Ekonomi için, yatırım için, faizler için söylediklerini bir tarafa bırakarak topluma verdiği mesajdan kesitler aktardığım yazılarıma bir yenisini ekleme adına bir daha klavyenin başındayım.

Her canlı yayında, sohbet ortamında yaşamından kesitler aktarırken, topluma verdiği mesajların kıymetli olduğunu belirtmeliyim. Babasından aldığı iş ahlakından ‘işin hilesi dürüstlüktür!’ sözü ailenin yaşam felsefesi olmuş. Hile ile sağlanan kazancı sel suyuna benzetirken, dürüstlükle kazanan parayı da kaynak suyuna benzetiyor.

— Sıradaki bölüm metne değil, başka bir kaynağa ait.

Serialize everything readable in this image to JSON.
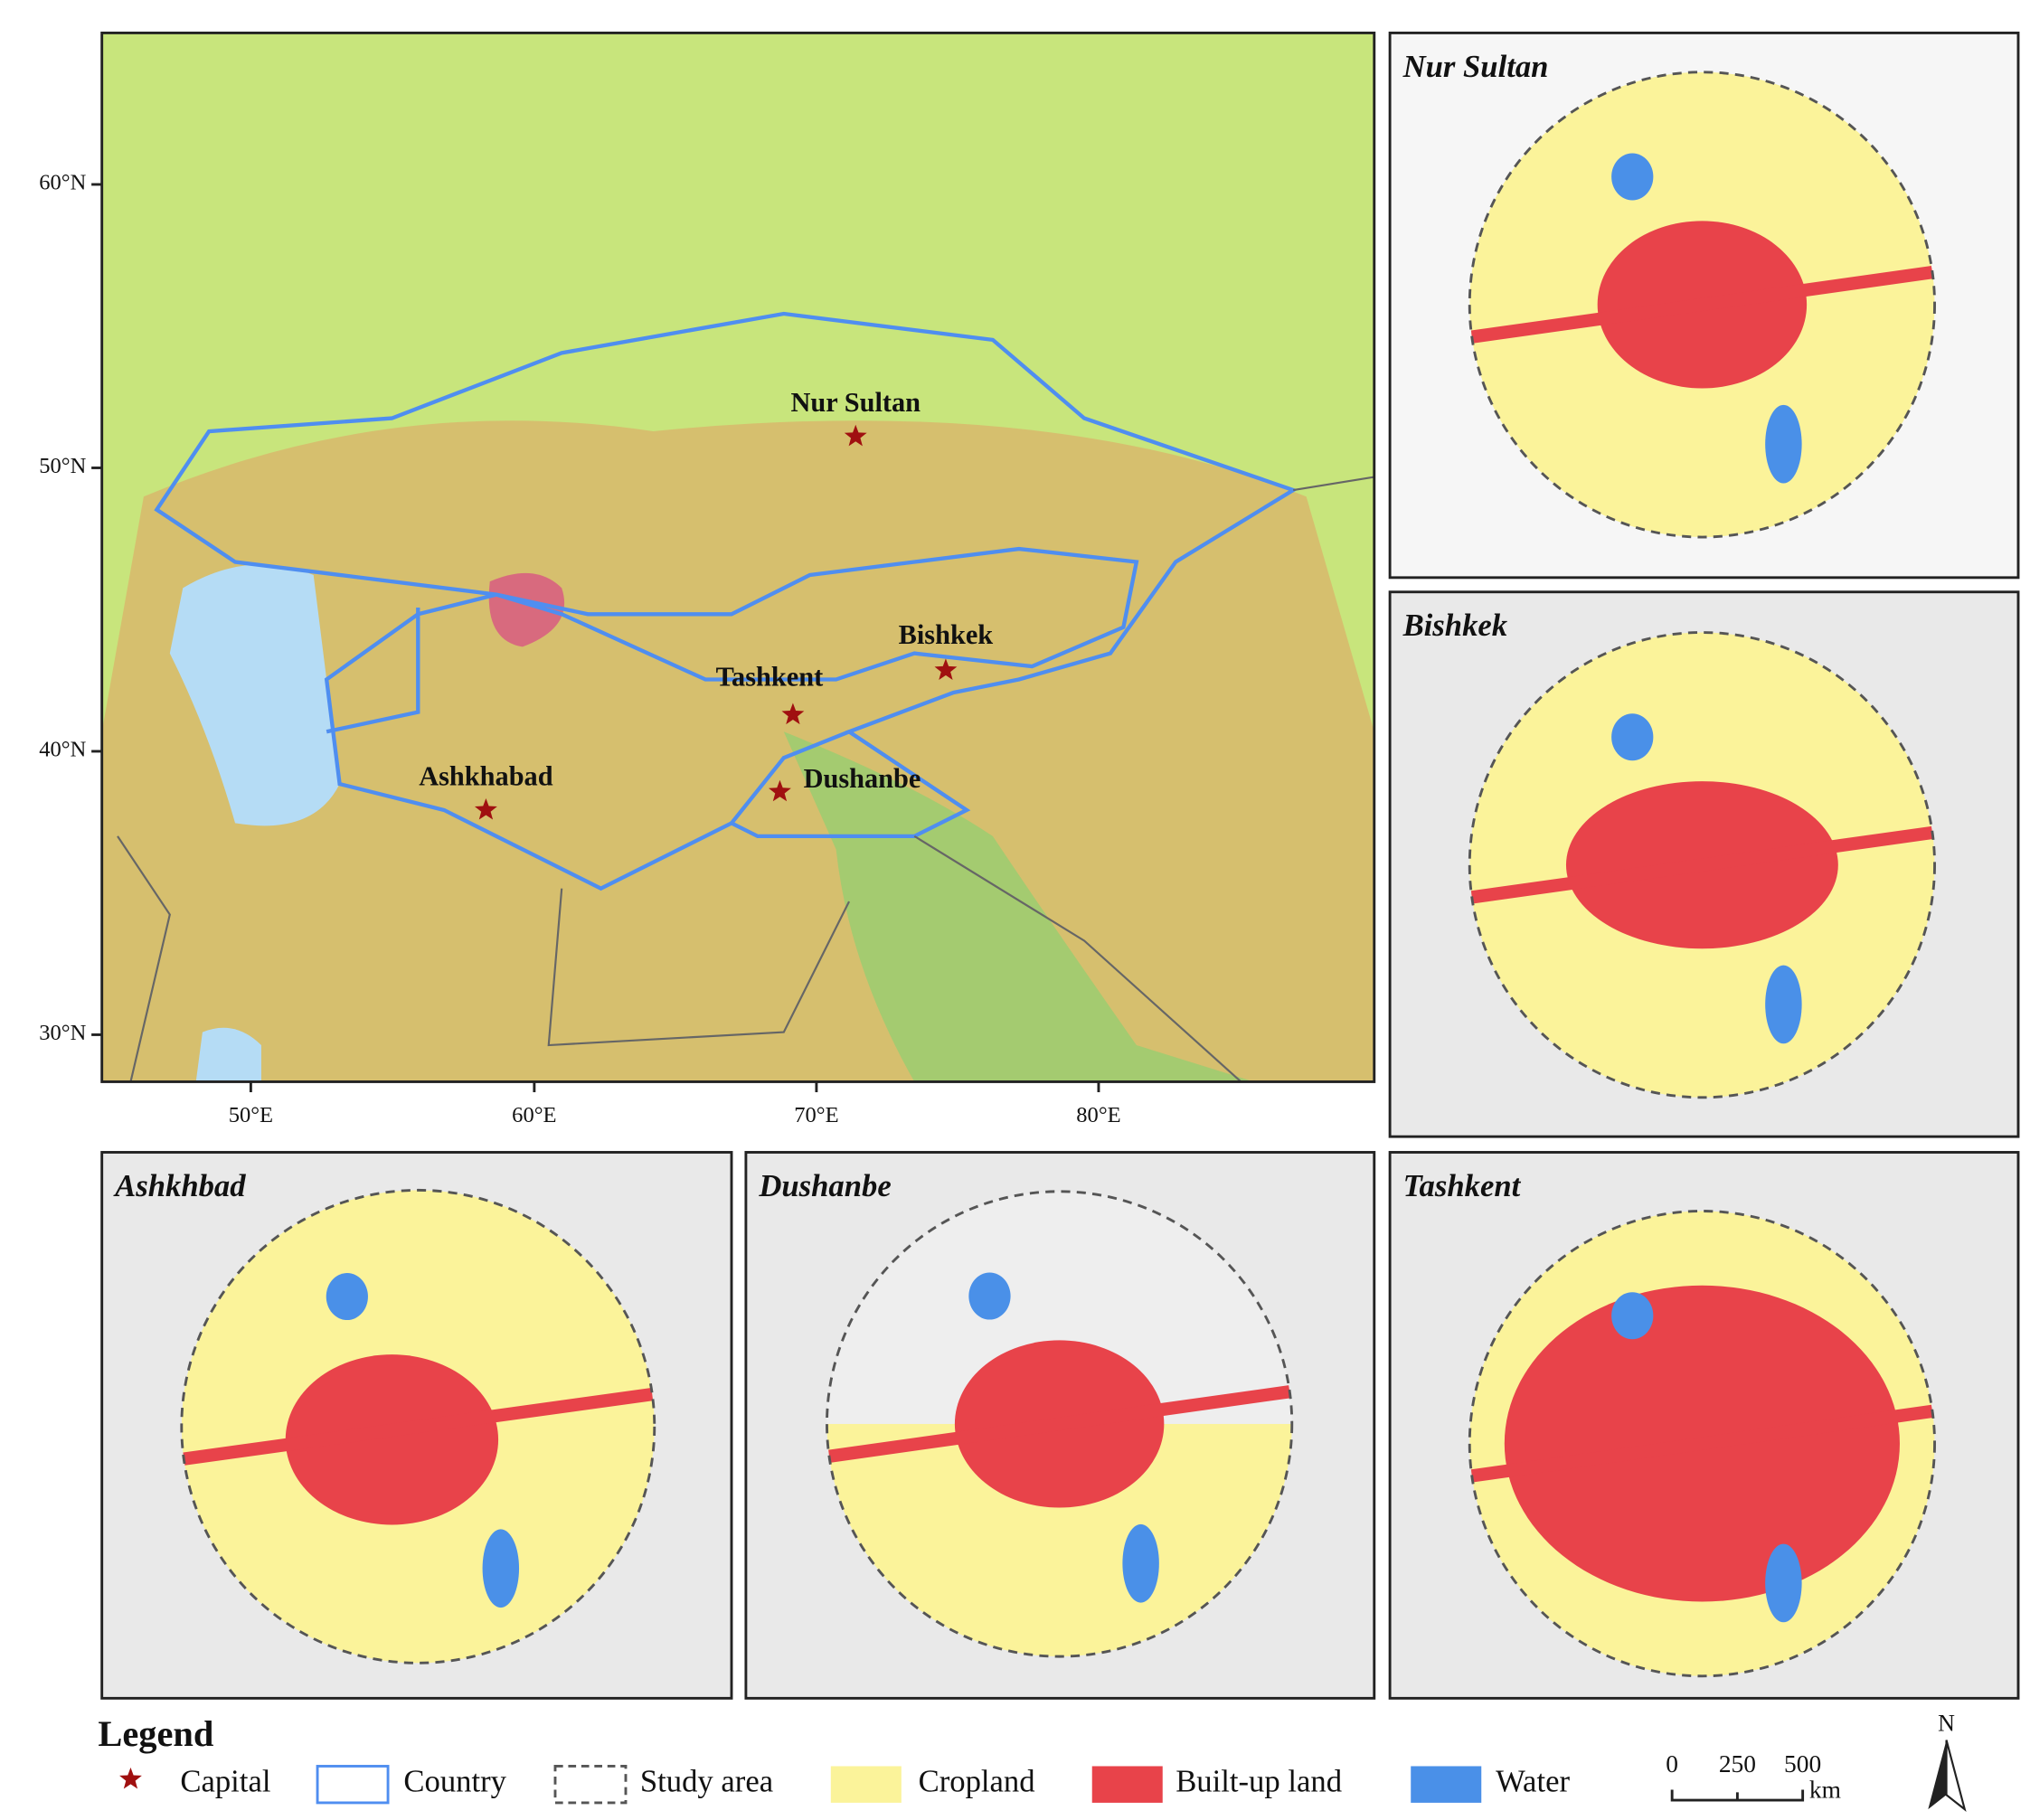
{
  "main_map": {
    "lat_labels": [
      "60°N",
      "50°N",
      "40°N",
      "30°N"
    ],
    "lon_labels": [
      "50°E",
      "60°E",
      "70°E",
      "80°E"
    ],
    "cities": [
      "Nur Sultan",
      "Bishkek",
      "Tashkent",
      "Dushanbe",
      "Ashkhabad"
    ]
  },
  "panels": [
    "Nur Sultan",
    "Bishkek",
    "Ashkhbad",
    "Dushanbe",
    "Tashkent"
  ],
  "legend": {
    "title": "Legend",
    "items": [
      "Capital",
      "Country",
      "Study area",
      "Cropland",
      "Built-up land",
      "Water"
    ]
  },
  "scale_bar": {
    "labels": [
      0,
      250,
      500
    ],
    "unit": "km"
  },
  "north": "N"
}
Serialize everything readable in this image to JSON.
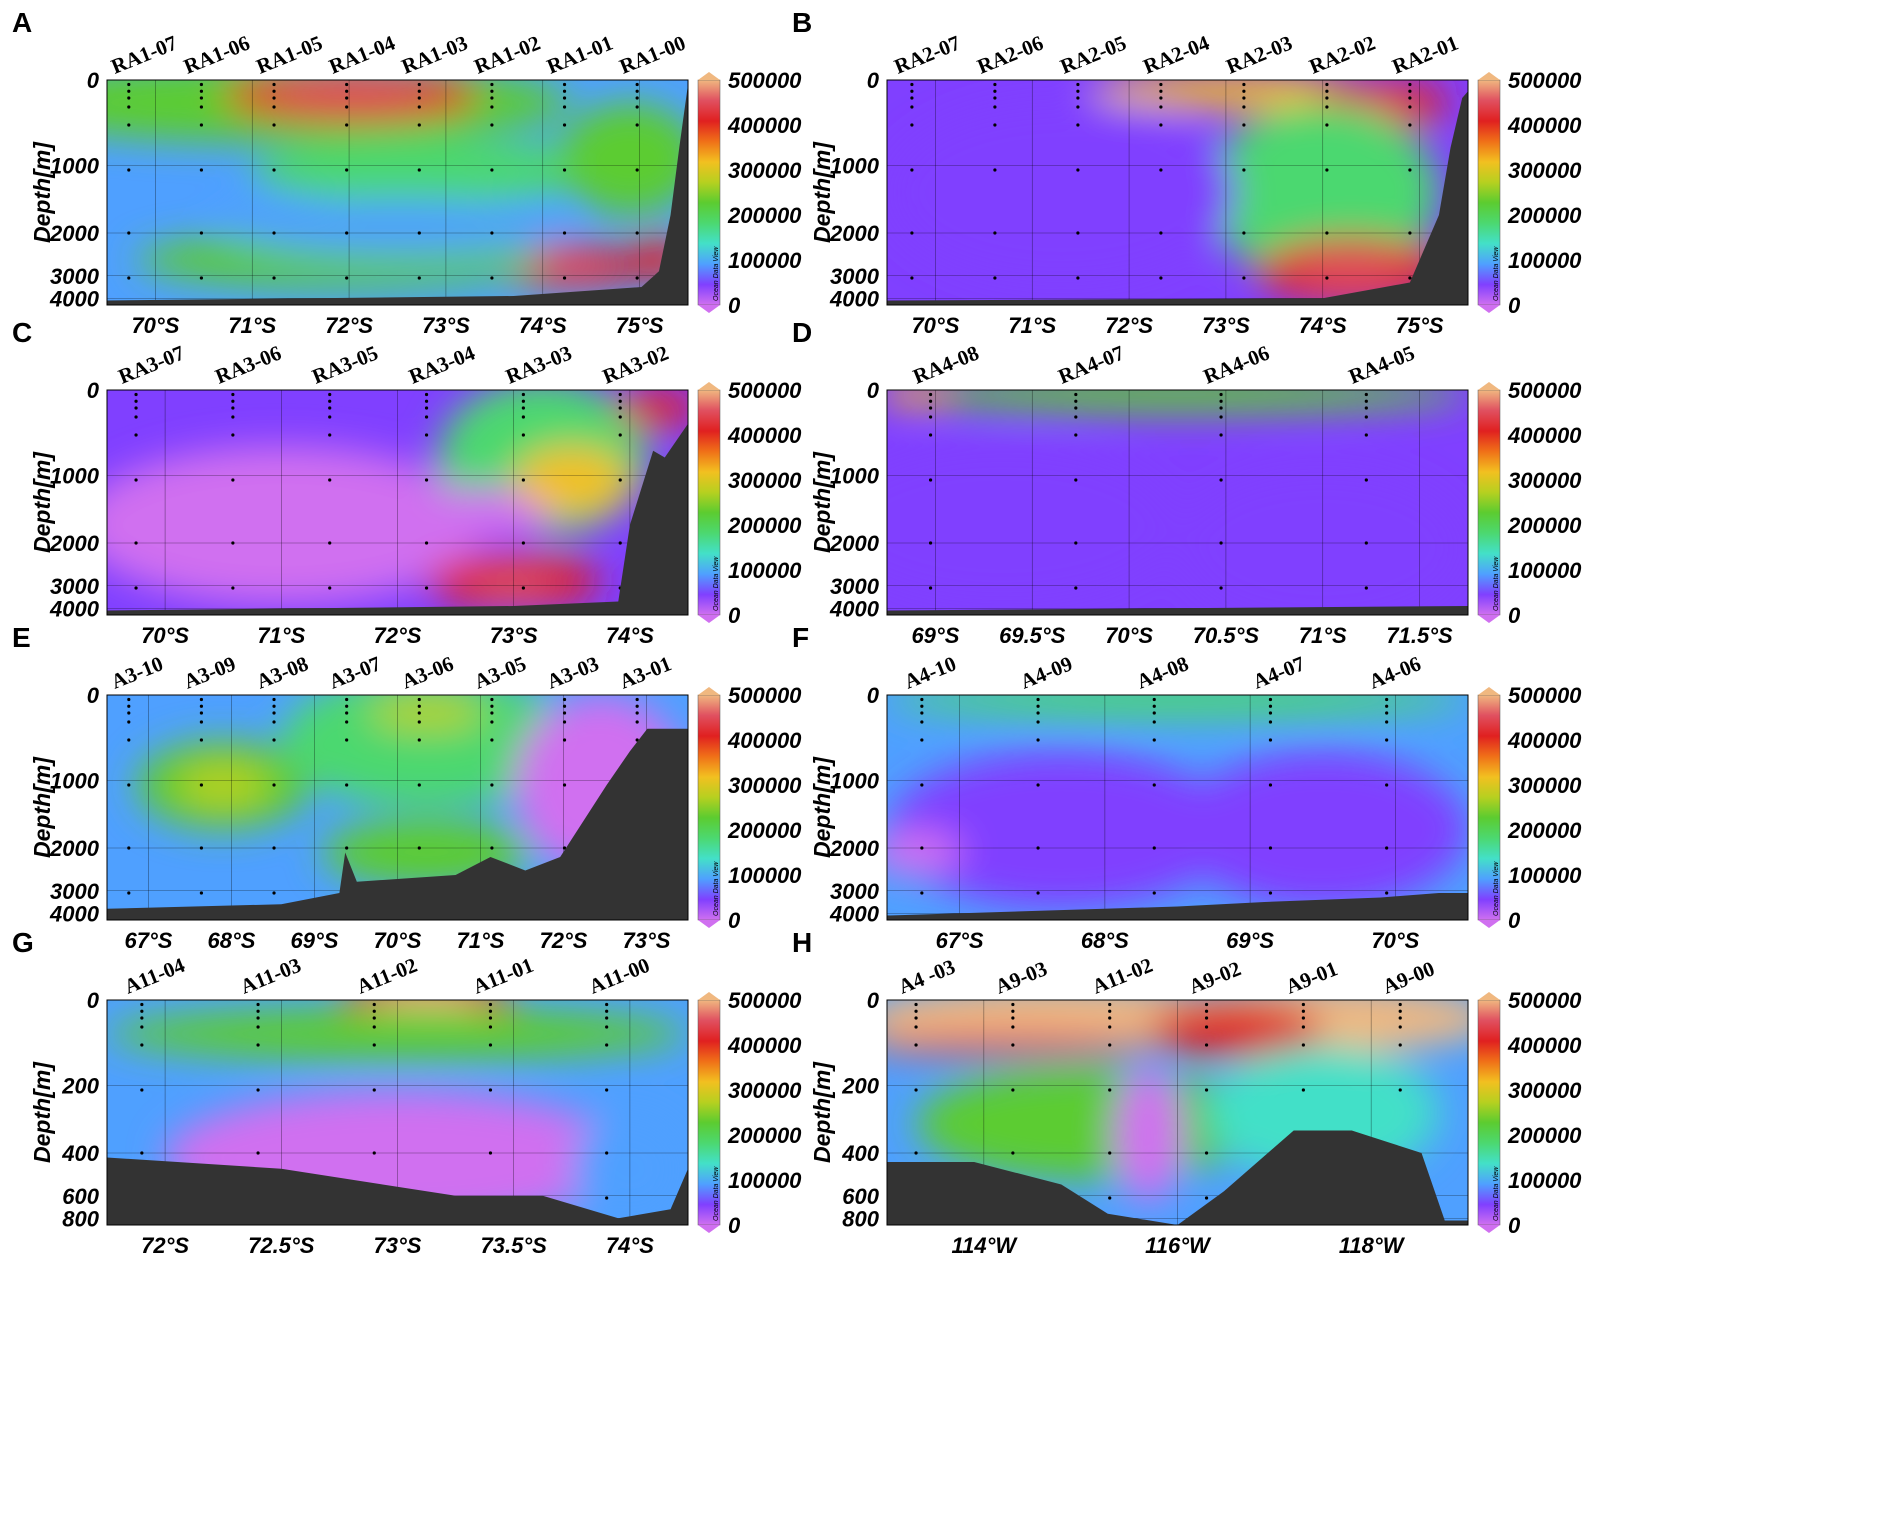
{
  "colorbar": {
    "colors": [
      "#d070f0",
      "#8040ff",
      "#4fa0ff",
      "#43e0c8",
      "#4cd870",
      "#5ccc30",
      "#b6d020",
      "#f2c020",
      "#f07018",
      "#e02020",
      "#e05060",
      "#f0b880"
    ],
    "bathymetry_color": "#333333"
  },
  "chart_data": [
    {
      "panel": "A",
      "type": "heatmap",
      "ylabel": "Depth[m]",
      "xticks": [
        "70°S",
        "71°S",
        "72°S",
        "73°S",
        "74°S",
        "75°S"
      ],
      "yticks": [
        "0",
        "1000",
        "2000",
        "3000",
        "4000"
      ],
      "stations": [
        "RA1-07",
        "RA1-06",
        "RA1-05",
        "RA1-04",
        "RA1-03",
        "RA1-02",
        "RA1-01",
        "RA1-00"
      ],
      "colorbar_ticks": [
        "500000",
        "400000",
        "300000",
        "200000",
        "100000",
        "0"
      ],
      "colorbar_range": [
        0,
        500000
      ],
      "watermark": "Ocean Data View"
    },
    {
      "panel": "B",
      "type": "heatmap",
      "ylabel": "Depth[m]",
      "xticks": [
        "70°S",
        "71°S",
        "72°S",
        "73°S",
        "74°S",
        "75°S"
      ],
      "yticks": [
        "0",
        "1000",
        "2000",
        "3000",
        "4000"
      ],
      "stations": [
        "RA2-07",
        "RA2-06",
        "RA2-05",
        "RA2-04",
        "RA2-03",
        "RA2-02",
        "RA2-01"
      ],
      "colorbar_ticks": [
        "500000",
        "400000",
        "300000",
        "200000",
        "100000",
        "0"
      ],
      "colorbar_range": [
        0,
        500000
      ],
      "watermark": "Ocean Data View"
    },
    {
      "panel": "C",
      "type": "heatmap",
      "ylabel": "Depth[m]",
      "xticks": [
        "70°S",
        "71°S",
        "72°S",
        "73°S",
        "74°S"
      ],
      "yticks": [
        "0",
        "1000",
        "2000",
        "3000",
        "4000"
      ],
      "stations": [
        "RA3-07",
        "RA3-06",
        "RA3-05",
        "RA3-04",
        "RA3-03",
        "RA3-02"
      ],
      "colorbar_ticks": [
        "500000",
        "400000",
        "300000",
        "200000",
        "100000",
        "0"
      ],
      "colorbar_range": [
        0,
        500000
      ],
      "watermark": "Ocean Data View"
    },
    {
      "panel": "D",
      "type": "heatmap",
      "ylabel": "Depth[m]",
      "xticks": [
        "69°S",
        "69.5°S",
        "70°S",
        "70.5°S",
        "71°S",
        "71.5°S"
      ],
      "yticks": [
        "0",
        "1000",
        "2000",
        "3000",
        "4000"
      ],
      "stations": [
        "RA4-08",
        "RA4-07",
        "RA4-06",
        "RA4-05"
      ],
      "colorbar_ticks": [
        "500000",
        "400000",
        "300000",
        "200000",
        "100000",
        "0"
      ],
      "colorbar_range": [
        0,
        500000
      ],
      "watermark": "Ocean Data View"
    },
    {
      "panel": "E",
      "type": "heatmap",
      "ylabel": "Depth[m]",
      "xticks": [
        "67°S",
        "68°S",
        "69°S",
        "70°S",
        "71°S",
        "72°S",
        "73°S"
      ],
      "yticks": [
        "0",
        "1000",
        "2000",
        "3000",
        "4000"
      ],
      "stations": [
        "A3-10",
        "A3-09",
        "A3-08",
        "A3-07",
        "A3-06",
        "A3-05",
        "A3-03",
        "A3-01"
      ],
      "colorbar_ticks": [
        "500000",
        "400000",
        "300000",
        "200000",
        "100000",
        "0"
      ],
      "colorbar_range": [
        0,
        500000
      ],
      "watermark": "Ocean Data View"
    },
    {
      "panel": "F",
      "type": "heatmap",
      "ylabel": "Depth[m]",
      "xticks": [
        "67°S",
        "68°S",
        "69°S",
        "70°S"
      ],
      "yticks": [
        "0",
        "1000",
        "2000",
        "3000",
        "4000"
      ],
      "stations": [
        "A4-10",
        "A4-09",
        "A4-08",
        "A4-07",
        "A4-06"
      ],
      "colorbar_ticks": [
        "500000",
        "400000",
        "300000",
        "200000",
        "100000",
        "0"
      ],
      "colorbar_range": [
        0,
        500000
      ],
      "watermark": "Ocean Data View"
    },
    {
      "panel": "G",
      "type": "heatmap",
      "ylabel": "Depth[m]",
      "xticks": [
        "72°S",
        "72.5°S",
        "73°S",
        "73.5°S",
        "74°S"
      ],
      "yticks": [
        "0",
        "200",
        "400",
        "600",
        "800"
      ],
      "stations": [
        "A11-04",
        "A11-03",
        "A11-02",
        "A11-01",
        "A11-00"
      ],
      "colorbar_ticks": [
        "500000",
        "400000",
        "300000",
        "200000",
        "100000",
        "0"
      ],
      "colorbar_range": [
        0,
        500000
      ],
      "watermark": "Ocean Data View"
    },
    {
      "panel": "H",
      "type": "heatmap",
      "ylabel": "Depth[m]",
      "xticks": [
        "114°W",
        "116°W",
        "118°W"
      ],
      "yticks": [
        "0",
        "200",
        "400",
        "600",
        "800"
      ],
      "stations": [
        "A4 -03",
        "A9-03",
        "A11-02",
        "A9-02",
        "A9-01",
        "A9-00"
      ],
      "colorbar_ticks": [
        "500000",
        "400000",
        "300000",
        "200000",
        "100000",
        "0"
      ],
      "colorbar_range": [
        0,
        500000
      ],
      "watermark": "Ocean Data View"
    }
  ]
}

Özellikle şu cümlesi çok önemsedim; “Bir ortamda size selam verip hatırınızı soran olursa, lütfen sizi tanıyamadım demeyin. Siz de hatır sorup konuşurken bir ipucundan o kişiyi mutlaka anımsarsınız. Tanımadım dediğinizde onları değersizleştirirsiniz, aman yapmayın!”

Allah uzun ömürler versin!

Yerel yönetimler bir beldenin, ilçenin ve şehirlerin kaderini belirlemesi, geleceğini şekillendirmesi açısından önemli. Hangi partiden olursa olsun, seçilmişlerin bir hedefi vardır, o hedef doğrultusunda plan ve projeleri ile varlıklarını hissettirirler, toplumdaki karşılıkları da buna eklendiğinde ortaya çıkan başarı hikâyesi, herkes tarafından okunan eser haline dönüşür.

Konumuz yine Dulkadiroğlu Belediyesi. Ve onun mümtaz Başkanı Mehmet Akpınar.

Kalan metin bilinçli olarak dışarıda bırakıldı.